Wie dieser Weg ausgesehen hat, macht sie den Leserinnen und Lesern deutlich, die – hoffentlich – auch immer neugieriger werden. So lernen wir die drei Frauen jeweils abwechselnd kennen, und ihre ersten Schreibversuche, ihre ersten Liebesgeschichten oder ihre ersten Auseinandersetzungen mit dem Literaturbetrieb in der DDR. Carolin Würfel betrachtet diese ›drei Ikonen der DDR‹ mit einer ganz persönlichen Note.
Die Werke dieser drei Autorinnen standen im Bücherregal ihrer Mutter. Carolin Würfel ist damit sozusagen groß geworden und das macht das Lesen ihres Buches so lesenswert, sie belehrt nicht, sondern schreibt sehr persönlich. Alle drei sind um das Jahr 1930 geboren, standen eng oder weniger eng in Kontakt miteinander, aber Christa Wolf war diejenige, die sowohl zu Brigitte Reimann als auch Maxie Wander engen Kontakt pflegte und beide bis zu ihrem frühen Tod 1973 und 1977 begleitete. Warum fanden diese drei Frauen zueinander? Sicher, ihr gemeinsamer Traum vom Sozialismus spielte eine Rolle. »Träumen vom Sozialismus – da wird der politische Begriff mit einem Mal zu einem Zeichen von etwas Begehrenswertem. Zu etwas Schönem, das es nicht gibt, weshalb man davon träumen muss. Oder immerhin davon träumen darf.« Quelle. Aber auch das Thema Frauenemanzipation hat die drei miteinander verbunden.

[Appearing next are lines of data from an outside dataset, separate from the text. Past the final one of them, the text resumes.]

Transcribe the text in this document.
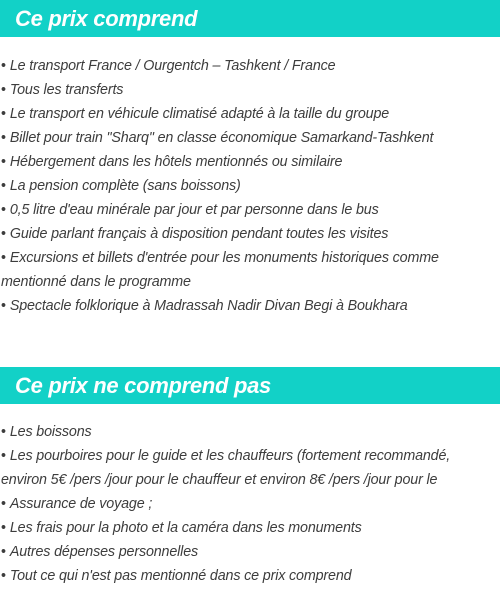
Ce prix comprend
• Le transport France / Ourgentch – Tashkent / France
• Tous les transferts
• Le transport en véhicule climatisé adapté à la taille du groupe
• Billet pour train "Sharq" en classe économique Samarkand-Tashkent
• Hébergement dans les hôtels mentionnés ou similaire
• La pension complète (sans boissons)
• 0,5 litre d'eau minérale par jour et par personne dans le bus
• Guide parlant français à disposition pendant toutes les visites
• Excursions et billets d'entrée pour les monuments historiques comme mentionné dans le programme
• Spectacle folklorique à Madrassah Nadir Divan Begi à Boukhara
Ce prix ne comprend pas
• Les boissons
• Les pourboires pour le guide et les chauffeurs (fortement recommandé,
environ 5€ /pers /jour pour le chauffeur et environ 8€ /pers /jour pour le
• Assurance de voyage ;
• Les frais pour la photo et la caméra dans les monuments
• Autres dépenses personnelles
• Tout ce qui n'est pas mentionné dans ce prix comprend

Maxie Wander, in Wien in einer kommunistischen Familie aufgewachsen und freiwillig mit ihrem Mann Fred Wander in die DDR gezogen, ist mit ihrem Buch ›Guten Morgen, du Schöne‹ im Osten wie im Westen schlagartig berühmt geworden. Sie porträtierte Frauen unterschiedlicher Herkunft und Bildung in ihrem Alltag und mit ihren Hoffnungen. »Schon in ihrer Vorbemerkung hatte Wander klargemacht, dass das Ziel nicht eine ›Emanzipation gegen die Männer‹ sein kann, sondern eine Emanzipation ›in der Auseinandersetzung mit ihnen‹ sein muss.« (S. 244).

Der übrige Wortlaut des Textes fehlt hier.